A Look at World Politics
World Politics, otherwise known as world political science, refers to both the field which studies the historical political and economic trends of the world as a whole and the wider field which studies the interactions of these forces within the global context. At the heart of this field are the numerous processes of global political globalization regarding issues of global social power. Issues such as: climate change, nuclear proliferation, energy security, and religious fundamentalism, just to name but a few; have all become significant spheres of attention for researchers over the past decade or so. As global political instability continues to increase, political globalization becomes ever more pressing.
Studying world politics and its intersections with domestic social-political-economic activity can be overwhelming at first, but the field can be made easier by breaking down the world politics into its various components. These components include: national government, international political action, international business, and diplomacy. National governments, particularly those of developed countries, generally endeavor to build a strong domestic base through an extensive foreign policy that encompasses domestic policies as well. International political action, on the other hand, is designed to bolster the political leadership of sovereign states and promote multilateral political cooperation. International business, meanwhile, is a subset of world politics which includes interaction between businesses in different nations, the spread of information technology, and the rise of globalization.
The major areas of research into world politics include political science, history, sociology, development theory, and political psychology. Most international organizations fall under one or more of these categories; for instance, United Nations (UN), World Trade Organization (WTO), and World Bank. Within these categories, there exists a wide range of perspectives. For instance, on the political theory side of things, there is the classic liberal approach which argues that international organizations can effectively serve the public good only if they are based on universal values and practices. On the sociology side, there is realism, which emphasizes the need for political systems that are feasible, fair, and open to all. On development theory, meanwhile, there is concern about the effects of trade on development, which includes examining the impact of globalization on poverty and inequality.
As mentioned earlier, development and politics are closely related.
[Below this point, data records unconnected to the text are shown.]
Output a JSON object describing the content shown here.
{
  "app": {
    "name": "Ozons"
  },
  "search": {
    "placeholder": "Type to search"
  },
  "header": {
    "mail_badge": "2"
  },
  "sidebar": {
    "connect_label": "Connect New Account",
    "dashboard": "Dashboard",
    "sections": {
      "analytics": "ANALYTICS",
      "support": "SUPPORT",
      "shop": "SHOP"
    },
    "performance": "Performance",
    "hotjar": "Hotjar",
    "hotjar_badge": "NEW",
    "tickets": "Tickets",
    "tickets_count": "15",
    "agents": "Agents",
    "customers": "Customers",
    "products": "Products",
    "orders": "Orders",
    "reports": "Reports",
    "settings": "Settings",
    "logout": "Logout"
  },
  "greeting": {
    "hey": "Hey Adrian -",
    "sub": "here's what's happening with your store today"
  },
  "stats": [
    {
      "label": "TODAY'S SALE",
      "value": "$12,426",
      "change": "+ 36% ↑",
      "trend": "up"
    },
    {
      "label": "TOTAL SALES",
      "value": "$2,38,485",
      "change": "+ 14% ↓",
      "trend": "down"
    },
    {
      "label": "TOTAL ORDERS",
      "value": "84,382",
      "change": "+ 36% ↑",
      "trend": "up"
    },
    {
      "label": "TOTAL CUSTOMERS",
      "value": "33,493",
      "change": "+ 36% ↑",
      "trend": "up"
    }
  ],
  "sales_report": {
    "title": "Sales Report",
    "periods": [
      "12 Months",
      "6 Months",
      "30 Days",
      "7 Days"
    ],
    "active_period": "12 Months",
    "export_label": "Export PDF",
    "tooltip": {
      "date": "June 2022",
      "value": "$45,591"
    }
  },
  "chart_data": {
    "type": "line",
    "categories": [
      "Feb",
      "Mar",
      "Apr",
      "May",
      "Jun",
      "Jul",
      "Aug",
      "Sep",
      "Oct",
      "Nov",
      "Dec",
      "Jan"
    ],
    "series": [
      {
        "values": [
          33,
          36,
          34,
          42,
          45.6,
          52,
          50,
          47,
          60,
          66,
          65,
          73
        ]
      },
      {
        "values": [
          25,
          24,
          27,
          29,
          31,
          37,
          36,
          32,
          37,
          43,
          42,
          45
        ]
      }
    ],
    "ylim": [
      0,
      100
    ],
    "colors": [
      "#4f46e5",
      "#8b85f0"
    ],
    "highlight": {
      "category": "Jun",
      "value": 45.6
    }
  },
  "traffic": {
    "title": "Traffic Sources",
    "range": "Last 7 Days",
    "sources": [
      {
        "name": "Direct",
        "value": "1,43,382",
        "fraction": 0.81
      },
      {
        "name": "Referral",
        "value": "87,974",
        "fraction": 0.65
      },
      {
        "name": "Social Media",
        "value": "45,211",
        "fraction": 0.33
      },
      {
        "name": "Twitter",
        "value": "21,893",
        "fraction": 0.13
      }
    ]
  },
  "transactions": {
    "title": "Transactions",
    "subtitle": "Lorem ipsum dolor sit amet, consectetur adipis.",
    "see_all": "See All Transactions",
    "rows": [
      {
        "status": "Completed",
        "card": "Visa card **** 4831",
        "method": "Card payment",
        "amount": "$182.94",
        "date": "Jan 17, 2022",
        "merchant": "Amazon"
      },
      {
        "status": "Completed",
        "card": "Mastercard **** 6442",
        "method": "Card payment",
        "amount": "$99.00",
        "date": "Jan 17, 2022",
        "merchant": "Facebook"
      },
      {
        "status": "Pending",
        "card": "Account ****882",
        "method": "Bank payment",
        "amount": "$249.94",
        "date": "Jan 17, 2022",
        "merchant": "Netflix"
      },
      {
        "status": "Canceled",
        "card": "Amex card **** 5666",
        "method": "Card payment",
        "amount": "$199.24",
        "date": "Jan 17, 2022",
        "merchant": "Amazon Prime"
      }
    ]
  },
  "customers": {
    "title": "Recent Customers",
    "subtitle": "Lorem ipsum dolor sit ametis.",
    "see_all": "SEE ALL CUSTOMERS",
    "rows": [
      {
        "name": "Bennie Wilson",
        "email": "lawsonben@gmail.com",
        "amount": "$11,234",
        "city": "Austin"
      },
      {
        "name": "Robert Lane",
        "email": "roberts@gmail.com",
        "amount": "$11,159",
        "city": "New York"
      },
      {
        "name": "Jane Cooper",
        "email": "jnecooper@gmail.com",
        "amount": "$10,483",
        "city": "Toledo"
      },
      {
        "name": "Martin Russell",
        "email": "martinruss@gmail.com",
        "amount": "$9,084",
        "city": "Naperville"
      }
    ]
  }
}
There is a tension between the two, and this is exemplified by the debate over free trade. On the one hand, proponents of free trade argue that economic exchange enhances social welfare and overall quality of life. Opponents argue that such exchange leads to increased poverty and suffering, and that freer trade will cause the loss of national identity and disunity. There also exists the thematic sciatic approach, which borrows from both developmental and political science. The thematic sciatic approach focuses on the interdependence of cultural and political arenas, and it attempts to explain how culture can affect politics.
A major field of study in the study of world politics is diplomacy. Diplomats are charged with representing their governments abroad and trying to forge world agreements, as well as trying to overcome regional differences to promote peaceful cooperation. Another major area of study is that of international organizations, such as the United Nations, the World Trade Organization, and other economic and political institutions. In the area of international relations, there are numerous sub-fields including diplomacy and international law, comparative international politics, diplomacy and international communication, and political science and international relations.
Comparative politics is an important branch of the study of world politics. It compares and contrasts countries, their histories and present-day situations, along with aspects such as economy, infrastructure, defense, diplomacy, and freedom. Comparative political economy seeks to provide a rather comprehensive picture of a nation’s economic standing relative to other nations. This branch also compares and contrasting features of various polities, such as autocratic and democratic, capitalist and communist, right and left, secular and religious, and international context. Many think that comparative politics is closely tied to political economy, but there is considerable difference between the two.